14 – CHORAR OU NÃO CHORAR

Naquele dia, lembro bem, eu estava quieto quando o Enzo voltou da sua bateção de pernas.

Queria mesmo era ficar longe de todos.

Ele sentou bem perto de mim. Na areia mesmo. Naquele tempo, podia. Hoje, minha mãe diz que é melhor evitar:

– Sabe-se lá, Mingo?

Como dizia, eu estava juntando areia, sem forma e sem nada.

Não estava construindo um castelo, era só para passar o tempo mesmo.

Ele também ficou em silêncio, cabisbaixo como eu. Pegou um palito de sorvete (naquele tempo, podia; hoje, melhor evitar, já sei!) e se pôs a riscar uma frase na areia:

F e l i c i d a d e , t e u  n o m e  é …

Achei que ele escreveria um nome para completar a frase. Seria algum time de futebol? Ou seria a marca de uma roupa nova. Ou o nome daquela paulistinha bonita?

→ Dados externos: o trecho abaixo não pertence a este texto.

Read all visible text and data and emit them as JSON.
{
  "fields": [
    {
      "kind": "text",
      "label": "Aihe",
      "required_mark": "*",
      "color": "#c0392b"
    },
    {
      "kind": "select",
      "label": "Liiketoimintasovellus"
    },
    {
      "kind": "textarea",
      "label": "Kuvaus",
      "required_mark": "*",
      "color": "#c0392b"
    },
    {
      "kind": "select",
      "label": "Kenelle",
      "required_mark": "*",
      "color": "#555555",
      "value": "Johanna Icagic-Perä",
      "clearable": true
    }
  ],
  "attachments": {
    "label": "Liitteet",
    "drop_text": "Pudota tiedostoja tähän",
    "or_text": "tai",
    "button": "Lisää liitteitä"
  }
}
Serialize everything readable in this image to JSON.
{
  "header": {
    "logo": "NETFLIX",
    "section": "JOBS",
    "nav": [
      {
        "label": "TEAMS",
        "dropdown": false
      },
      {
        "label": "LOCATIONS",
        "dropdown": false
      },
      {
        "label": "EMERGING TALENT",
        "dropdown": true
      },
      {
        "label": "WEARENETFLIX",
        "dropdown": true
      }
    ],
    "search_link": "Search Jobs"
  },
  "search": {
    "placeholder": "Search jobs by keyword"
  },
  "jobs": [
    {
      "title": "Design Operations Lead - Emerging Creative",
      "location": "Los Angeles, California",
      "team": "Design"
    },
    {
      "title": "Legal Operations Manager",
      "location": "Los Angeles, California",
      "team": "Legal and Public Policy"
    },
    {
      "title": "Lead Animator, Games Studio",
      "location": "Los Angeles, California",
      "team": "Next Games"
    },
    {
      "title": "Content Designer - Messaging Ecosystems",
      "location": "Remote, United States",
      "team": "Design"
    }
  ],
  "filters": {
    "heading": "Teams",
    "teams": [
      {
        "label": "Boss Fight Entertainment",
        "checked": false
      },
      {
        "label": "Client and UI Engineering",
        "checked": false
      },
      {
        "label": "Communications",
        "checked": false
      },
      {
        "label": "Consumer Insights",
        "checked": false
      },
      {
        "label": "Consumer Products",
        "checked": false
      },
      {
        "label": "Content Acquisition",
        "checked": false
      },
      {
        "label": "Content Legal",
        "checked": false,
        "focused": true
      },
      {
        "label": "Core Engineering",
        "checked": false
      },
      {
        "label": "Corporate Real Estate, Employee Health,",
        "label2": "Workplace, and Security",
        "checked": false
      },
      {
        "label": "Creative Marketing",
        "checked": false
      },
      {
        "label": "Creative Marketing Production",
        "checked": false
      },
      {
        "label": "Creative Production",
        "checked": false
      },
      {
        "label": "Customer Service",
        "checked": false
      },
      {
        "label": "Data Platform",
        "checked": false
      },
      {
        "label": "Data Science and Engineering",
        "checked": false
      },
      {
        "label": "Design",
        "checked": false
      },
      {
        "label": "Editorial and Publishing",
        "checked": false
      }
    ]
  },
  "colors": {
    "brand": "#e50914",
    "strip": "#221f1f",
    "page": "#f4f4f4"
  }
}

Ele ficou olhando o mar, a linha do horizonte, olhando, olhando…

Depois apagou tudo com o pé. Passou a mão na minha cabeça e disse:

– É bom ser criança e chorar a hora que bem quiser, a hora que bem entender. Se quiser chorar de novo, chore à vontade.

*

Não sei, desconfiei que o Enzo estava triste, triste.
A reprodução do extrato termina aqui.